Depuis les années 1960, le titre-restaurant a su s'imposer comme un avantage social majeur en France. En 2022, la loi sur le pouvoir d'achat l'ouvre aux produits alimentaires – œufs, riz, etc. Un dispositif prolongé le 23 janvier dernier. Remettrait-il en cause le principe originel de pause repas du salarié, à laquelle participe financièrement l'employeur et l'État?

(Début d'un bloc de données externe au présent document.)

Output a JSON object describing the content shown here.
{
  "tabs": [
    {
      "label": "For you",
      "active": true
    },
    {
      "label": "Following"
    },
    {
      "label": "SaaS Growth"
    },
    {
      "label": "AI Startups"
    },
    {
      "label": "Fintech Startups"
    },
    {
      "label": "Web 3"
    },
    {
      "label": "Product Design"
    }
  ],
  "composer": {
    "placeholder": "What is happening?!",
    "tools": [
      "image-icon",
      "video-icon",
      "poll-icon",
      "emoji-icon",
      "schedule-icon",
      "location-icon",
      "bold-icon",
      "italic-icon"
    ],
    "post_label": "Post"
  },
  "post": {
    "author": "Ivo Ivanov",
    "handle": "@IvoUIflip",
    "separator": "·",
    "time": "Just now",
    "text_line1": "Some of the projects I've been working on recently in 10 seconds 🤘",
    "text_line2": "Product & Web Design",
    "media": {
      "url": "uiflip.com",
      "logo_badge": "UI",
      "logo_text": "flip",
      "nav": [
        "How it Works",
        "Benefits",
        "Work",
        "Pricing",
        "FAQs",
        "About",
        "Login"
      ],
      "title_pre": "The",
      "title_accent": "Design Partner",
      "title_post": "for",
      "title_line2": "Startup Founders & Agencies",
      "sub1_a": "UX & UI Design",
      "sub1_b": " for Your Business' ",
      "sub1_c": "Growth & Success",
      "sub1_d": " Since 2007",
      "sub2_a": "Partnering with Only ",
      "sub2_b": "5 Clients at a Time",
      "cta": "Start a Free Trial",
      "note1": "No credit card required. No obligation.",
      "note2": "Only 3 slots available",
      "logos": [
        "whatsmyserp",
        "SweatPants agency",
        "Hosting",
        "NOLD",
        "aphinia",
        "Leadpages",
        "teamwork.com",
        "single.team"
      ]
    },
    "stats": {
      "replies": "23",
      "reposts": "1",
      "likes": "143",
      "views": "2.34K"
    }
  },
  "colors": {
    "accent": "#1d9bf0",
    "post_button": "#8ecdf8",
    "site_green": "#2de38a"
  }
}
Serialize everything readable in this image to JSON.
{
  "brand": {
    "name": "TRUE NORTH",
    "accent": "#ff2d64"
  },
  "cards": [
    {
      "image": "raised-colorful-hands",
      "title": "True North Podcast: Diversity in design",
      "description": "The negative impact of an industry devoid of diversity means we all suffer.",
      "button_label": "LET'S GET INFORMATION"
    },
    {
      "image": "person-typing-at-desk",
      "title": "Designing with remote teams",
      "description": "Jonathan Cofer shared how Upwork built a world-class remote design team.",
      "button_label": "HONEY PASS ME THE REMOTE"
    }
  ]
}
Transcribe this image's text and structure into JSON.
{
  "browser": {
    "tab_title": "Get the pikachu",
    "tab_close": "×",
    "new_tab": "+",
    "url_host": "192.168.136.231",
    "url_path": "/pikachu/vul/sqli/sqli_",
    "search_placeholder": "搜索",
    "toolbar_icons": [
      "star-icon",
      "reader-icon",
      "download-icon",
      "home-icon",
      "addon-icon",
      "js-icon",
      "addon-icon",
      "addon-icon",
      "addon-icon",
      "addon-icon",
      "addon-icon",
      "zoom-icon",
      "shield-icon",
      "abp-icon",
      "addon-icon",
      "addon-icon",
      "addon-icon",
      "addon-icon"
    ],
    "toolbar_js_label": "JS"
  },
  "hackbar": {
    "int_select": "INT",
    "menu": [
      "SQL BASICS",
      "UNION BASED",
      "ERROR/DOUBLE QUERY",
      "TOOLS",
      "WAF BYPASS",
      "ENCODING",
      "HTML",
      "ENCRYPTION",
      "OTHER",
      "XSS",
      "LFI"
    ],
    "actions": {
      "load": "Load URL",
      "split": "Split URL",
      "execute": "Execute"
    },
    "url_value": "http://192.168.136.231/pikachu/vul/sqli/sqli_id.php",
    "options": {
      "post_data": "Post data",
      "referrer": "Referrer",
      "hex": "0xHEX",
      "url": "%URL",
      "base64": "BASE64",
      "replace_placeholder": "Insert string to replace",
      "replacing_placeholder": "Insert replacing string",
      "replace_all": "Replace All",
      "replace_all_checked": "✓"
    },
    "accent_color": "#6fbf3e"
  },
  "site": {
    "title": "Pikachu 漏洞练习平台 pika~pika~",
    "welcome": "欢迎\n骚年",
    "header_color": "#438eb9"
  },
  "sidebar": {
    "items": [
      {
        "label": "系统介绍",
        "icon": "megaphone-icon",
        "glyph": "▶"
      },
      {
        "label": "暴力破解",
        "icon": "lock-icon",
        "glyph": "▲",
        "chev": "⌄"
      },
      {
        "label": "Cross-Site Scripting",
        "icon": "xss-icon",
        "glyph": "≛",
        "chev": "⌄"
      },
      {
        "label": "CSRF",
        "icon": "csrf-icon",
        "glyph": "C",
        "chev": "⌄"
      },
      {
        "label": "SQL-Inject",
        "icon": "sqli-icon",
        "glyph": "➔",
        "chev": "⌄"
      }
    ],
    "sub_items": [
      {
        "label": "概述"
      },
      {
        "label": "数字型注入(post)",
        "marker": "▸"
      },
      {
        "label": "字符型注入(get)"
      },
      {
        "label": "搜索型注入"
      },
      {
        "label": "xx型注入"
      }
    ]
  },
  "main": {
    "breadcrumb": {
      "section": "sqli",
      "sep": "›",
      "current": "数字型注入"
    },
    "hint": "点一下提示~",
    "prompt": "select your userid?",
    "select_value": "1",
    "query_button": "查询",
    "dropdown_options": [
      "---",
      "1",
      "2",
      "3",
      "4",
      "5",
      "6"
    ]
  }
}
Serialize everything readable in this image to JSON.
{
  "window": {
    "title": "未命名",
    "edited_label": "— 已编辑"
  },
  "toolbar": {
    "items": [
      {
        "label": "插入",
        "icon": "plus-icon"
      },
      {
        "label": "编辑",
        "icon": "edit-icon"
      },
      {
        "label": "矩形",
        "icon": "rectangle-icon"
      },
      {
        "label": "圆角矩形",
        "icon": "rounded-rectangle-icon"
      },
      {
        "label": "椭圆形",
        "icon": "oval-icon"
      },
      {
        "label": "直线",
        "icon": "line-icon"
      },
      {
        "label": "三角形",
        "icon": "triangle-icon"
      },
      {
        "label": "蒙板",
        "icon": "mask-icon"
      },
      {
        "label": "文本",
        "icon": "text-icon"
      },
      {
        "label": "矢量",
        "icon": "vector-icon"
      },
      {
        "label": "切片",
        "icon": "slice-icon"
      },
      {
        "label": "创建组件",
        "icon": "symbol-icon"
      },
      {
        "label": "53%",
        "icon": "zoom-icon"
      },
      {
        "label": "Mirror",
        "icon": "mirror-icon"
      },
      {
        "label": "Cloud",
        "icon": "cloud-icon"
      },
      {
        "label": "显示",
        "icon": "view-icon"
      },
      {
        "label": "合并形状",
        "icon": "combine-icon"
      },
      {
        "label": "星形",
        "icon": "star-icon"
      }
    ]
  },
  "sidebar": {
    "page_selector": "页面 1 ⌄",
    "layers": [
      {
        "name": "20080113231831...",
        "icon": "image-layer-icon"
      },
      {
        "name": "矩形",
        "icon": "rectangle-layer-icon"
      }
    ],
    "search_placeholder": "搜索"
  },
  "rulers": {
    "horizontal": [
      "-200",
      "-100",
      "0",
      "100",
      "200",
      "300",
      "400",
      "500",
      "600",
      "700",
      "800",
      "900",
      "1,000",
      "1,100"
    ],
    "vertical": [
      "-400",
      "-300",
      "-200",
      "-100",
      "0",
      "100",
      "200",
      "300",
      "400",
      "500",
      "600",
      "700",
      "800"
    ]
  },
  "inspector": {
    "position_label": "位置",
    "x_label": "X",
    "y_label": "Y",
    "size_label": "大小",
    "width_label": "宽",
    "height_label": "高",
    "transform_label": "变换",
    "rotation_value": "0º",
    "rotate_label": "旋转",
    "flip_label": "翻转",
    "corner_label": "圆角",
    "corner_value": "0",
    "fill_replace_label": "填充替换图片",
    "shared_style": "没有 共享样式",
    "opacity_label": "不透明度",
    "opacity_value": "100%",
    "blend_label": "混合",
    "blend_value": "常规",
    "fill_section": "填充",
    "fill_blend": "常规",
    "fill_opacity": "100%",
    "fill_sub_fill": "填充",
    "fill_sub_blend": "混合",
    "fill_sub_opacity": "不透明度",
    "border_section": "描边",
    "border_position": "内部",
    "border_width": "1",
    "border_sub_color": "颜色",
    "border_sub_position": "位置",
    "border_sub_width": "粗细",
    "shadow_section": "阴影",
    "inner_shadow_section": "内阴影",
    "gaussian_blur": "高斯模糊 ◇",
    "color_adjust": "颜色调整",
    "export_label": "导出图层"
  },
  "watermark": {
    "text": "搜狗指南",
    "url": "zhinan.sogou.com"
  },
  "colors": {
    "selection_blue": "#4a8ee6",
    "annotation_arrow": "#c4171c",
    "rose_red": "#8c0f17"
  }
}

Les titres-restaurant, tels que Ticket Restaurant, UpDéjeuner, Pluxee Restaurant, Resto Flash ou encore Swile, sont des avantages sociaux précieux en France. Ils permettent aux salariés de payer leurs repas dans les restaurants ou d'acheter des aliments immédiatement consommables. Dans un contexte d'inflation galopante, la loi dite «pouvoir d'achat» d'août 2022 étend leur usage aux produits alimentaires non directement consommables. Le 23 janvier dernier, le législateur prolonge le dispositif jusqu'au 31 décembre 2026.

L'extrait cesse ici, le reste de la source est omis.